I discussed this idea with a friend, who mentioned the concept, found in Fritz Perl’s Gestalt psychology, of an “upper personality” and “lower personality,” in which two names may signify two persona within a person. Thus, Israel would symbolize the higher persona, striving for godliness, for the realization of ideals, godliness; while Jacob would signify the ordinary, work-a-day persona, the father of fractious sons who worries about their conflicts and their well-being. But is this in fact the case?

It is interesting to read closely the last four and a half sections of Bereshit, following the name change, to trace the underlying patterns in the use of the names Yaakov and Yisrael. (Albeit, interestingly, in many passages, since the focus of the story is really about the sons, he is not referred to by name at all, but using the relational noun: “my father / our father / his father”—אביו, אבינו, אבי) What I have found, in an admittedly quick and superficial survey, is that the name Yisrael is used most consistently in connection with Yosef, in particular—as if to say, the higher hopes associated with the more spiritual {?} name are somehow associated with his hopes, fears, aspirations fir his penultimate son. But I have no simple answer to the question of the whys and wherefore of this usage.

Mickey Rosen: Correction

Two small comments in wake of my eulogy for Mickey Rosen (“A Man of Prayer”; HY X: Vayishlah). Ofra Kaplan pointed out that my statement that “Mickey believed in principle in pluralism and tolerance” was incorrect. He was deeply tolerant, and interested in a vast variety of subjects and open to friendship with many kinds of people, but he did not believe in pluralism—certainly not in the sense in which this word is used today, where it is associated with a kind of post-modern, relativistic approach, in which there are no absolute truths and in which all religious beliefs and identities are equated as essentially the same. (like in the Beatles’ song “Imagine”). I agree that this not at all how Mickey thought. Indeed, this is an important point, that helps to explain certain things about him, esp. re some of his halakhic positions, which not everyone understood.

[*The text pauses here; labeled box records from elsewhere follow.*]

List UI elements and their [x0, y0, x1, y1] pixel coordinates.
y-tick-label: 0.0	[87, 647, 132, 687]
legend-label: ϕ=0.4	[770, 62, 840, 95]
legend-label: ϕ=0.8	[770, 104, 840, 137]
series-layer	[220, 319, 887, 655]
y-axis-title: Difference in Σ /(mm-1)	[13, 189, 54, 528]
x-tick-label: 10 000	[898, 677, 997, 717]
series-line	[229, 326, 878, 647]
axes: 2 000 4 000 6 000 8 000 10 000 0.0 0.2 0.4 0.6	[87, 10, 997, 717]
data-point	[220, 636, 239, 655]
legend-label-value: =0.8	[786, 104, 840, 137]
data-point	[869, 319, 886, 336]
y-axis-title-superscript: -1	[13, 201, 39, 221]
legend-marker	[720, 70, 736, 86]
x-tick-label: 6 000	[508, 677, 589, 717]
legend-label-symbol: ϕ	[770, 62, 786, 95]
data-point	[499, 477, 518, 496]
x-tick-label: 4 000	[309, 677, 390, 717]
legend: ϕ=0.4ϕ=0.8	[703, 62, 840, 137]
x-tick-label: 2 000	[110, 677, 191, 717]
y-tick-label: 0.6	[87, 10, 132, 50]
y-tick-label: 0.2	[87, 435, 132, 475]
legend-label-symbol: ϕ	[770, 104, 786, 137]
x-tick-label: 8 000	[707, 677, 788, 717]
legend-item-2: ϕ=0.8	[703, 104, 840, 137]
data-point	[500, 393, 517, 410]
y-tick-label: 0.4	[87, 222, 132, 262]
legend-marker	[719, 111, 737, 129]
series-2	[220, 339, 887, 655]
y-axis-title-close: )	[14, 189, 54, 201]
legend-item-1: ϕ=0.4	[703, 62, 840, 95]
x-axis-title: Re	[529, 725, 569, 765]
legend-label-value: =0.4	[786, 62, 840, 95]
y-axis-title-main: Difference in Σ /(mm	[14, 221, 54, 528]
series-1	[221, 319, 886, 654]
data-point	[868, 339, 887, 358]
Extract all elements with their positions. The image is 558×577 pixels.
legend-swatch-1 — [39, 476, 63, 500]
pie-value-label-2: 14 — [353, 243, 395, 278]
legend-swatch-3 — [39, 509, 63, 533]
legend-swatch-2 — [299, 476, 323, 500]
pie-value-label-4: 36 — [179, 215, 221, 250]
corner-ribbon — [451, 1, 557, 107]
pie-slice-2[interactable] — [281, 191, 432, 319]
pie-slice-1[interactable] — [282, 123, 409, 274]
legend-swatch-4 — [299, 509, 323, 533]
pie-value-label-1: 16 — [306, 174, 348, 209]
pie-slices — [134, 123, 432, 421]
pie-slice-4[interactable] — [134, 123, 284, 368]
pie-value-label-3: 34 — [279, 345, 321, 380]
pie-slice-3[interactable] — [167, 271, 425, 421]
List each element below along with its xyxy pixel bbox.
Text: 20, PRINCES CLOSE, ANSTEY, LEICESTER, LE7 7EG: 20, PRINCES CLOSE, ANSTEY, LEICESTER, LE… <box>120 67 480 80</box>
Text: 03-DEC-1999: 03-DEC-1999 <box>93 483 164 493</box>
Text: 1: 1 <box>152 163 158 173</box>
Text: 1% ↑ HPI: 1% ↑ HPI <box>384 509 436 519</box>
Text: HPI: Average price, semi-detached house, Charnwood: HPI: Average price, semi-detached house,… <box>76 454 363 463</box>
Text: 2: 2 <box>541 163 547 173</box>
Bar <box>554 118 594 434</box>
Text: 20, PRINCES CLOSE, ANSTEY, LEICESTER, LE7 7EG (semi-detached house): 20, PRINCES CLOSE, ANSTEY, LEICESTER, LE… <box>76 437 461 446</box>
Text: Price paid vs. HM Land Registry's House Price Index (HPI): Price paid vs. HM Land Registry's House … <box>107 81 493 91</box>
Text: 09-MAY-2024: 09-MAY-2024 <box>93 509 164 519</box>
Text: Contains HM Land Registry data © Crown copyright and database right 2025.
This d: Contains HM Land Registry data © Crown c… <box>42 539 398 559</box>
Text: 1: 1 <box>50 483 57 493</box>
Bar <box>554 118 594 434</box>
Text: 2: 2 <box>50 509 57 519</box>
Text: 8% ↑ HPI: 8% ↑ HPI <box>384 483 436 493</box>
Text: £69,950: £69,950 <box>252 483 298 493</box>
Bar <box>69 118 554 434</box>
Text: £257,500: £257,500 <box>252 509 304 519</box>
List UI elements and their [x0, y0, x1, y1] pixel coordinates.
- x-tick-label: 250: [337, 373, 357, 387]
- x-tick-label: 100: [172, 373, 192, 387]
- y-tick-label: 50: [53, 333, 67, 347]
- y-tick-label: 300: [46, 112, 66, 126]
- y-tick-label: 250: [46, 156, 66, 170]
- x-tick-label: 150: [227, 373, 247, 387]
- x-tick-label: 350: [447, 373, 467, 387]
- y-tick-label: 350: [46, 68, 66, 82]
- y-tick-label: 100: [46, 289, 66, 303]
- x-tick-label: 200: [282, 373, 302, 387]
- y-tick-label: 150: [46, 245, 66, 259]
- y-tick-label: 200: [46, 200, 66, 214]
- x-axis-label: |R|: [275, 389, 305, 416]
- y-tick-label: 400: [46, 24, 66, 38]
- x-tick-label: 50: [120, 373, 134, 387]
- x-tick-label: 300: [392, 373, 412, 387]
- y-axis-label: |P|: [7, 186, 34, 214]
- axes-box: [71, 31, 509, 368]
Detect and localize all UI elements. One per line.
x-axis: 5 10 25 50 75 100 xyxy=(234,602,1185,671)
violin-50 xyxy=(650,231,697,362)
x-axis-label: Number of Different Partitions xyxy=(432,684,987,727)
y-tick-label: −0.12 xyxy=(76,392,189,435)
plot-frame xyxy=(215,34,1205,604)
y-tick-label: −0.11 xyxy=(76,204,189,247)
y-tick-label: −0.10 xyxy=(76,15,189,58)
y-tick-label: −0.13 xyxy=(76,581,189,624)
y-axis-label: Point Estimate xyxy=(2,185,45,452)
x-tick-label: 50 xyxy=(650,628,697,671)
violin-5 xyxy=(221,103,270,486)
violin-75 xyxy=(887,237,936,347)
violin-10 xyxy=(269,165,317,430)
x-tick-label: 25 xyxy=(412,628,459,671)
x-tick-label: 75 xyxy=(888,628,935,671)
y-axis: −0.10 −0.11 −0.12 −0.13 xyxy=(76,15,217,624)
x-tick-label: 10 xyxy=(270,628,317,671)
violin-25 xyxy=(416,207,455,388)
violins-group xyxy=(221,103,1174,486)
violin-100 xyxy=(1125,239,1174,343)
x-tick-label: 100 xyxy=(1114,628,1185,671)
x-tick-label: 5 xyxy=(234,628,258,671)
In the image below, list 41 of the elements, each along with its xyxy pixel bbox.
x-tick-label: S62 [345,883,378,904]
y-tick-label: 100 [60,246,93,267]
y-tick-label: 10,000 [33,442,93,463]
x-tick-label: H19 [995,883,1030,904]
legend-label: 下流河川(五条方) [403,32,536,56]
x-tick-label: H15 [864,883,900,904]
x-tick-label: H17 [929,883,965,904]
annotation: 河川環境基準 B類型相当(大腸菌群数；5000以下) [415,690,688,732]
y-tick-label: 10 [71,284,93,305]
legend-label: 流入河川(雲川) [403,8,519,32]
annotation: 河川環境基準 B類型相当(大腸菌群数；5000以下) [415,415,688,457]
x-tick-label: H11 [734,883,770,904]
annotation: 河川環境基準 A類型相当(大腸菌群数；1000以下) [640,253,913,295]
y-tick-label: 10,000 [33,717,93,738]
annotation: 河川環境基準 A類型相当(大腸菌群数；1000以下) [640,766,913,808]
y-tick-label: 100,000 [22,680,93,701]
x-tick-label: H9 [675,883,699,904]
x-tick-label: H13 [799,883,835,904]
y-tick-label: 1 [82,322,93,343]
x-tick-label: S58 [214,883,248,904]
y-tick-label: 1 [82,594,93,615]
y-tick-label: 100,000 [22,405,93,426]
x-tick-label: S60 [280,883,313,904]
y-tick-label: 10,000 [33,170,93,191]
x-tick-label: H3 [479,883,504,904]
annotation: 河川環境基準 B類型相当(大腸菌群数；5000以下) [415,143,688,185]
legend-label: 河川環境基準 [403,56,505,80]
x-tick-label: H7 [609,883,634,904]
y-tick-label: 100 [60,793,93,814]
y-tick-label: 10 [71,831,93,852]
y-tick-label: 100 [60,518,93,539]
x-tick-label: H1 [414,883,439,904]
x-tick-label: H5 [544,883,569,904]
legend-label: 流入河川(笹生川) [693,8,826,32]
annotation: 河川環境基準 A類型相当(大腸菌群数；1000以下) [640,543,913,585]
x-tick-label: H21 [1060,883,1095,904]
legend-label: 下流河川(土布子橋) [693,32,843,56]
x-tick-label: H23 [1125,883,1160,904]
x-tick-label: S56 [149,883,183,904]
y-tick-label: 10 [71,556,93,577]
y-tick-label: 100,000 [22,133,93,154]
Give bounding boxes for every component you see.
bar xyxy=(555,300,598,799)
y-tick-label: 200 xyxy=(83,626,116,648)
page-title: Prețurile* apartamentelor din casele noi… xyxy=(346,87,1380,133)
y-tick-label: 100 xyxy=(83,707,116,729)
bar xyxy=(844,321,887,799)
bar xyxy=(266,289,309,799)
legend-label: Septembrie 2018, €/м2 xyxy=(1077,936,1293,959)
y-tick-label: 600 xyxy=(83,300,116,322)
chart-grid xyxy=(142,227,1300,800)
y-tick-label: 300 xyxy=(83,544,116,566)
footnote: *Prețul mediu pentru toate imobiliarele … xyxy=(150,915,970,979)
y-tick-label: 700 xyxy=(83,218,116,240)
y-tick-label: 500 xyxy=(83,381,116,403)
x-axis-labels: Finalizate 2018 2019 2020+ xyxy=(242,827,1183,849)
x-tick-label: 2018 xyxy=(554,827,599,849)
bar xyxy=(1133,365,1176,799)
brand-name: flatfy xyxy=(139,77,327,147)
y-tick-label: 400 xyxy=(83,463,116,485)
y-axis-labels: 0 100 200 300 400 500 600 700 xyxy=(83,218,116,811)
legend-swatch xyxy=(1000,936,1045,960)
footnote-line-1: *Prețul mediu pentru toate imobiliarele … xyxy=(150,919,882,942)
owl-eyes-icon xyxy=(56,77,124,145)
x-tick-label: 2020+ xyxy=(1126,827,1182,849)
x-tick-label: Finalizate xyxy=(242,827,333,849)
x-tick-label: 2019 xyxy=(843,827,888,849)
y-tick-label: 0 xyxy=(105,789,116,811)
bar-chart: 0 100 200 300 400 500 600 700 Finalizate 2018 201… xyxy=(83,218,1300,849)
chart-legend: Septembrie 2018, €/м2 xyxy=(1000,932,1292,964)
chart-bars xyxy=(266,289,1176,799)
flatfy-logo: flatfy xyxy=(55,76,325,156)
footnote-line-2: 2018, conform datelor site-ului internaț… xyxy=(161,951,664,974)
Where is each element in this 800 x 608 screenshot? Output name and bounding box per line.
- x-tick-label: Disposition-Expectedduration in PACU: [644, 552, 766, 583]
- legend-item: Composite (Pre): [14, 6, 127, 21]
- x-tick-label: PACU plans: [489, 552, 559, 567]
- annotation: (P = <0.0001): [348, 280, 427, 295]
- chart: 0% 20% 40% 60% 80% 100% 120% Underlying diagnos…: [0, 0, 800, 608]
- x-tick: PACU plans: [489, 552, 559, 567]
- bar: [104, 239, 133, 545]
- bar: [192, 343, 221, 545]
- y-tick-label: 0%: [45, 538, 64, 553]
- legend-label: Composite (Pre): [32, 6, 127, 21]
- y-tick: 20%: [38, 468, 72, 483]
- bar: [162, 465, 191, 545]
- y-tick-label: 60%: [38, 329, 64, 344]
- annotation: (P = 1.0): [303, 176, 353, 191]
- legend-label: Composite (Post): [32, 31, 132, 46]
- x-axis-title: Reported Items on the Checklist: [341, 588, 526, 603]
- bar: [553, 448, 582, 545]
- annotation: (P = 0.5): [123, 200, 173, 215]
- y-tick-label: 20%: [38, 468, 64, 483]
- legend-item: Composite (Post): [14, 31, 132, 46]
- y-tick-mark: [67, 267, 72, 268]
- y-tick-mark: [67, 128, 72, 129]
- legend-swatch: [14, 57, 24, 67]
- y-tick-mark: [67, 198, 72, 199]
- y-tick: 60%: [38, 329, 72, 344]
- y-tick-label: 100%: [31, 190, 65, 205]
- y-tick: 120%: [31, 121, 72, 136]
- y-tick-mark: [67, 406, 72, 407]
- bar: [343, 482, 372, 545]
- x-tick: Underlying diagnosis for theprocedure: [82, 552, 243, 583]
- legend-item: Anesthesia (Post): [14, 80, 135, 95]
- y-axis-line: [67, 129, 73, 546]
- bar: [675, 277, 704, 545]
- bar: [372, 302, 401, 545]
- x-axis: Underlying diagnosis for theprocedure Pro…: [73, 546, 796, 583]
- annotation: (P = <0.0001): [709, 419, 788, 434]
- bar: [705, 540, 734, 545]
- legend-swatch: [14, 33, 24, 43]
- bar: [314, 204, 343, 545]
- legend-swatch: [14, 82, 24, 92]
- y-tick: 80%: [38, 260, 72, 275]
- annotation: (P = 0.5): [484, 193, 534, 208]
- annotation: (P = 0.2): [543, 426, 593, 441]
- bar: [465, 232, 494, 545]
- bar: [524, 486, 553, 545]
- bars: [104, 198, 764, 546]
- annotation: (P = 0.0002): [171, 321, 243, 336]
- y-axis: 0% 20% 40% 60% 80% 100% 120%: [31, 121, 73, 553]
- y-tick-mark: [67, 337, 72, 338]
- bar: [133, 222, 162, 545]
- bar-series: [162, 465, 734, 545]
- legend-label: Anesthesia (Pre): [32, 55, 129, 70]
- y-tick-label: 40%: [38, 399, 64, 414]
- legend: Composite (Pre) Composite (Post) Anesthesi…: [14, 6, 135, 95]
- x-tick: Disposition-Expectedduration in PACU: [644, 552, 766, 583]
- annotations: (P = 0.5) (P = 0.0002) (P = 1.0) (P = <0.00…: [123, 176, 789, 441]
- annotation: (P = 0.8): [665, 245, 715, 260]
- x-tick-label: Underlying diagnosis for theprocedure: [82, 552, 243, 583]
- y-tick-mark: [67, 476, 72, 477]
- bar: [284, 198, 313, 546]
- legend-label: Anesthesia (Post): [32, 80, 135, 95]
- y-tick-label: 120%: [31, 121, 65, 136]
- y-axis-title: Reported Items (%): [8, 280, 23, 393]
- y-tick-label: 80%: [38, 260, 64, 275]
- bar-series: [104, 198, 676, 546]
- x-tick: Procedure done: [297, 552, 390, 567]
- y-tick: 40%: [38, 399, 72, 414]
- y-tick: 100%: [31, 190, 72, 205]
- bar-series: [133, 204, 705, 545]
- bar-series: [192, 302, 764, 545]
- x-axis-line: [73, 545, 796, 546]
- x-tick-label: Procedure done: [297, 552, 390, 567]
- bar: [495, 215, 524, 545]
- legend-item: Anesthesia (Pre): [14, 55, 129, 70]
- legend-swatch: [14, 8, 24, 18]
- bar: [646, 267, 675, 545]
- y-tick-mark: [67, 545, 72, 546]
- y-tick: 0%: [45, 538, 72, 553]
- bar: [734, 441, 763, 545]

This takes me to the second point. One reader write an angry letter complaining that, in the paragraph on Mickey’s approach to religious feminism, I was insulting Shira Hadasha and those minyanim which have adopted a more egalitarian approach based on a more liberal interpretation of the halakha than hitherto accepted or propounded within Orthodoxy. If I created such an impression, I apologize; but, as I wrote to my interlocutor, nothing could have been further from my mind. This paper was celebrating Mickey’s life, and that was all.